Al netto delle polemiche contingenti, la parte più sostanziosa dell'informativa di Meloni ha riguardato ovviamente i temi di politica internazionale, a partire da un bilancio su tutta l'operazione che ha portato Raffaele Fitto a ricoprire il ruolo di Commissario Ue al Pnrr e vicepresidente esecutivo della Commissione. Un successo che la premier ha rivendicato, non senza inviare qualche frecciata all'indirizzo dei dem, accusati di aver remato contro la nomina dell'ex-ministro. «Al commissario europeo Raffaele Fitto», ha affermato Meloni, «persona stimata e perbene, è stato affidato un portafoglio importante, da oltre mille miliardi di euro. Posso dire, quindi: 'Missione compiuta'. La sua nomina», ha proseguito, «è adeguata al peso della nostra nazione in Europa, è un risultato che conferma la centralità dell'Italia».
Poi, la stoccata al Pd: «La Lega ha votato Fitto e non ha scritto lettere per togliergli la vicepresidenza e non mi risulta il vostro voto contrario quando i socialisti hanno deciso di scrivere a Ursula von der Leyen. Sappiamo», ha aggiunto, «chi è stato con l'Italia e chi purtroppo non è stato troppo con l'Italia». In generale, di fronte alle critiche dei dem Meloni è tornata a spingere sull'acceleratore della vis polemica: «Penso che nei momenti importanti sia importante esserci per cercare di difendere gli interessi della Nazione».
E a Giuseppe Provenzano che accusava di irrilevanza la presidenza italiana del G7, la premier ha replicato: «Penso che prima o poi dovrete fare un corso di riti voodoo perché le macumbe non stanno funzionando. So quanto hanno lavorato queste persone che lavoravano in passato anche per voi quando avevate la decenza di rispettarle».
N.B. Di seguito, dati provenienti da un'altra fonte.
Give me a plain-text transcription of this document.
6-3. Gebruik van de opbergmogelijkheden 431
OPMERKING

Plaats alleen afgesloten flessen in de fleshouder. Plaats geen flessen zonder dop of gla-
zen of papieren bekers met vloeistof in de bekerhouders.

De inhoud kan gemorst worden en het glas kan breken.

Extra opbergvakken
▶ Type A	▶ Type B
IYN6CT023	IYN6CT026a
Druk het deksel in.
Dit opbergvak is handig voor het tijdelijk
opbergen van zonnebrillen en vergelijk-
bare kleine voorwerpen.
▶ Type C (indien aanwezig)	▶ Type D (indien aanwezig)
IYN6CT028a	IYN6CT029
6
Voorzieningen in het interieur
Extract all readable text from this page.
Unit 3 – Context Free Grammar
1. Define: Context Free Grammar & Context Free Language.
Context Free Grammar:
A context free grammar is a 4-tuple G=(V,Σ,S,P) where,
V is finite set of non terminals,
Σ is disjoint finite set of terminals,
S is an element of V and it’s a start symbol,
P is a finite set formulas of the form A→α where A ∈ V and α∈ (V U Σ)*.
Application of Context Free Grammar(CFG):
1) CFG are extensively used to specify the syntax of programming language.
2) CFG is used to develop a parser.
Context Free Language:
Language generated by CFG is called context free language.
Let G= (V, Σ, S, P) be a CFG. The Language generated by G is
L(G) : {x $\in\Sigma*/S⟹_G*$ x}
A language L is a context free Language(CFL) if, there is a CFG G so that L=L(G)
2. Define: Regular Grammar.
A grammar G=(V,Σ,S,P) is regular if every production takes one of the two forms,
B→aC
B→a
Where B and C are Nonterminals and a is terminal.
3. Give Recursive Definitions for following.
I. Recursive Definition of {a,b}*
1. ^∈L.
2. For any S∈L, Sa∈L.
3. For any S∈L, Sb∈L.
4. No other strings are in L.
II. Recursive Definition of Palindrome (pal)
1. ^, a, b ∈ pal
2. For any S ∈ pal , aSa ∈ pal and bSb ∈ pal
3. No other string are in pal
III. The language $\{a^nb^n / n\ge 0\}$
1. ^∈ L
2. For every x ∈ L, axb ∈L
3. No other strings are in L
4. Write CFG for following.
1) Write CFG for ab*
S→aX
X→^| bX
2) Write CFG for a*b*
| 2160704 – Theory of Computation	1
Tornando ai temi portanti dell'informativa, un punto molto rilevante è stato la conferma del sostegno a Kiev, in vista anche dei prossimi passaggi parlamentari per i provvedimenti che dovranno dare il via libera a nuovi armamenti: «L'Italia», ha detto, «continua a sostenere finanziariamente e militarmente le iniziative a sostegno dell'Ucraina. Occorre difendere il diritto internazionale. Non c'è convenienza per noi a vivere in un mondo sopraffatto dalle armi. L'Italia», ha proseguito, «continuerà a fare la propria parte nel rispetto delle sanzioni contro la Russia. Alla vigilia del Consiglio Ue ci sarà un incontro col presidente ucraino, un'occasione importante per discutere del futuro del conflitto».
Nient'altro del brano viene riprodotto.